All'interno del gruppo Fca migliorano rispetto a febbraio 2018 le vendite di FIAT (+1,5%) e Lancia (+1,8%). In calo, invece, ci sono Alfa Romeo -23% e soprattutto Jeep -33%. Evidentemente il passaggio alle versioni 4xe della Renegade e la Compass è molto atteso dai clienti, che stanno rinviando l'acquisto delle vetture tradizionali a benzina e diesel. Per il marchio del Biscione, ormai senza il contributo di Mito e Giulietta, servono urgentemente nuovi modelli in listino.

Il primo ad arrivare dovrebbe essere il C-Suv Tonale, ma per il suo debutto si dovrà attendere il 2021.

Psa, futuro partner di Fca, ha il problema di Opel

Nel Gruppo Volkswagen tutti i marchi hanno segno negativo in avanti, ad eccezione di Seat che cresce del 9,2%. Questo è un ulteriore buon segnale per l'operato del manager italiano Luca De Meo, dimessosi da poco in vista di un approdo nel Gruppo Renault da amministratore delegato.

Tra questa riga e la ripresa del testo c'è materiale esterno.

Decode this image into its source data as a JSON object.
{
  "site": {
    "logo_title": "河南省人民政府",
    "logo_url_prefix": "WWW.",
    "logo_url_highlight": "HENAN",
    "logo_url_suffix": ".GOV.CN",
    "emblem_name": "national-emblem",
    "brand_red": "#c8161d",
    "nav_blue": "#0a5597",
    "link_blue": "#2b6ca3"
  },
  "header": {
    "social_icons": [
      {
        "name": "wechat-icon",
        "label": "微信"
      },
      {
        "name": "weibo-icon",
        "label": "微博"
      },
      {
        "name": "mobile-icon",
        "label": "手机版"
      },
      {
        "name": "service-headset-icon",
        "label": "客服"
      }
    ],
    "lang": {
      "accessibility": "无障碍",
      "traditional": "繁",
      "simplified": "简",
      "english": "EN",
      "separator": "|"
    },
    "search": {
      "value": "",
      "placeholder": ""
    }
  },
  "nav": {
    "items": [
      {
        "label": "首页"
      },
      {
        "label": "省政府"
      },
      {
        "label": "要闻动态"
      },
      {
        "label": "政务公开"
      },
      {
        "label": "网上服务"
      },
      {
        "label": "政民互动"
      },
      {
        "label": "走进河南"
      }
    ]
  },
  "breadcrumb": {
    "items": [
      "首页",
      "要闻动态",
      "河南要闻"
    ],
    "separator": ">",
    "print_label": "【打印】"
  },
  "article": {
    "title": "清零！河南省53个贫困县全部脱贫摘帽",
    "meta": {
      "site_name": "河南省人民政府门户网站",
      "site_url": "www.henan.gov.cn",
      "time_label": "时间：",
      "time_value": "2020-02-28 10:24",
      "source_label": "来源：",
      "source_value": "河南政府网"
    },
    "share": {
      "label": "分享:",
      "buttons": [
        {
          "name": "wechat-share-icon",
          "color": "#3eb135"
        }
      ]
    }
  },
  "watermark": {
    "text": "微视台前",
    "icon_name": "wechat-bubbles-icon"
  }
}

A Parigi De Meo troverà una situazione complicata: Renault in calo del -7% e Dacia del -27%. A febbraio non è andata bene anche per il Gruppo Psa, futuro partner di Fca. I marchi peugeot e Citroen hanno cali minori della media del mercato, intorno al -5%. A preoccupare è il brand Opel, in calo del -23%. Va detto che sul fronte della riduzione dei costi la cura di Carlos Tavarez ha funzionato e tanto Opel quanto Psa hanno presentato conti mai così in ordine.

Purtroppo è stata arrestata la produzione della Opel Karl e Adam, mentre la Astra non traina più le vendite come una volta. Da qui il calo delle immatricolazioni di Opel, che attende ancora l'apporto di un modello cruciale come la nuova Corsa.

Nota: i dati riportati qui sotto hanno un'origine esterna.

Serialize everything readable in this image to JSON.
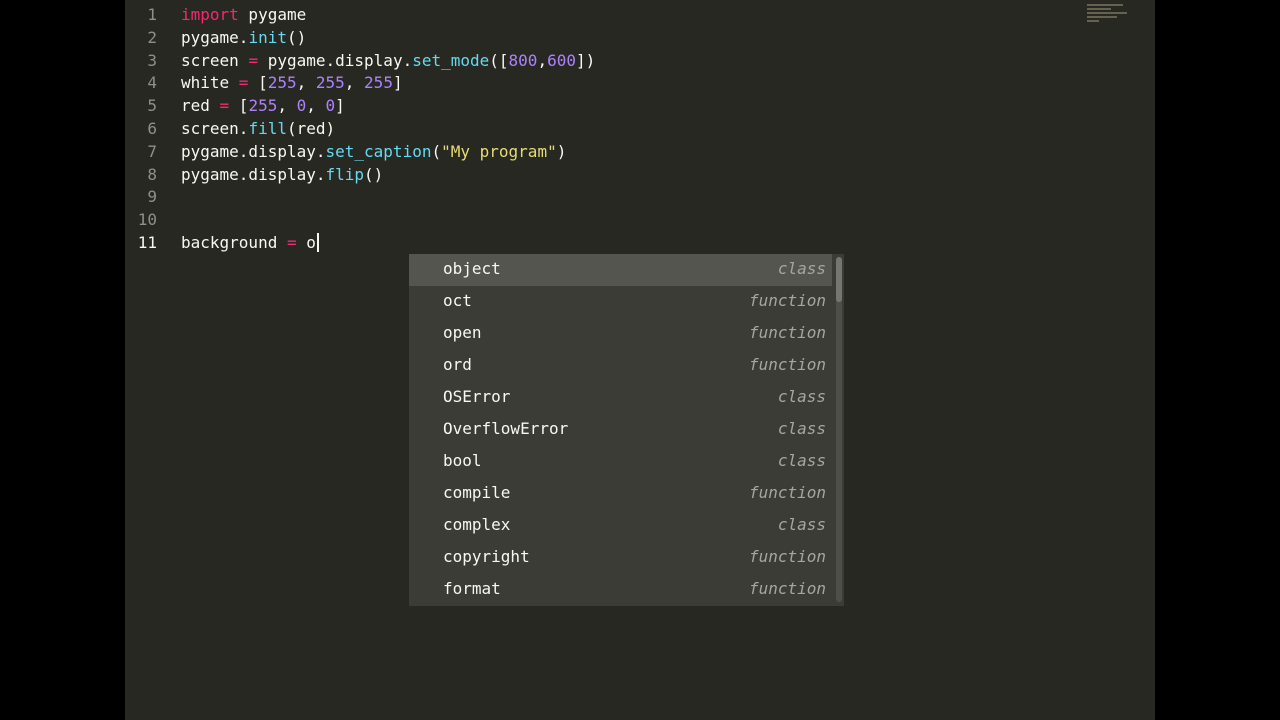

Fca guarda a marzo, mese del Coronavirus, con prudenza

Attendiamoci per Fca e per il mercato dell'auto un mese di marzo ancora più difficile. L'impatto del Coronavirus si è fatto sentire in Europa proprio questo mese. Tutto è iniziato simbolicamente con la cancellazione del Salone di Ginevra. Fca ha poi annunciato lo stop produttivo negli impianti europei fino al 27 marzo. Stessa mossa è stata replicata da Psa, mentre Volkswagen ha annunciato uno stop per alcune settimane, destinato probabilmente ad ampliarsi.

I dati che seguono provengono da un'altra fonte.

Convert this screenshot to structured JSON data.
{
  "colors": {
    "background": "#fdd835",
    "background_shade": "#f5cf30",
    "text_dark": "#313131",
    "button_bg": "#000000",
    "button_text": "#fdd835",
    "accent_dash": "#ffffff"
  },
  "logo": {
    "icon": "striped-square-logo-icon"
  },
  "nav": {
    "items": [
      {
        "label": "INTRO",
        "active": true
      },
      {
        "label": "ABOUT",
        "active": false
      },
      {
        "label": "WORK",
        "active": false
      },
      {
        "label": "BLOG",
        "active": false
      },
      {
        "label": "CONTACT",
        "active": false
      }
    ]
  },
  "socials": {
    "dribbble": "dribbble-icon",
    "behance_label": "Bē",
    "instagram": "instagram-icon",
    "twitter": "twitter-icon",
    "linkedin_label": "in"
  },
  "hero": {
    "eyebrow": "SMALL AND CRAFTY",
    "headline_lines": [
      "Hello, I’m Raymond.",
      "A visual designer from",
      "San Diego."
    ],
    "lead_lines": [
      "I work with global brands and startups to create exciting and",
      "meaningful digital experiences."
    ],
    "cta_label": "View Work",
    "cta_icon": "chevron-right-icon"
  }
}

Ciò che sta succedendo al mercato europeo, alla fine, potrebbe somigliare a quanto accaduto nel mercato cinese, calato del -89% a marzo. Se non è un azzeramento del mercato, si tratta comunque di un brusco stop che, in una fase di transizione all'auto elettrica, rischia di svuotare i profitti delle case automobilistiche e rendere ancora più onerosi gli investimenti.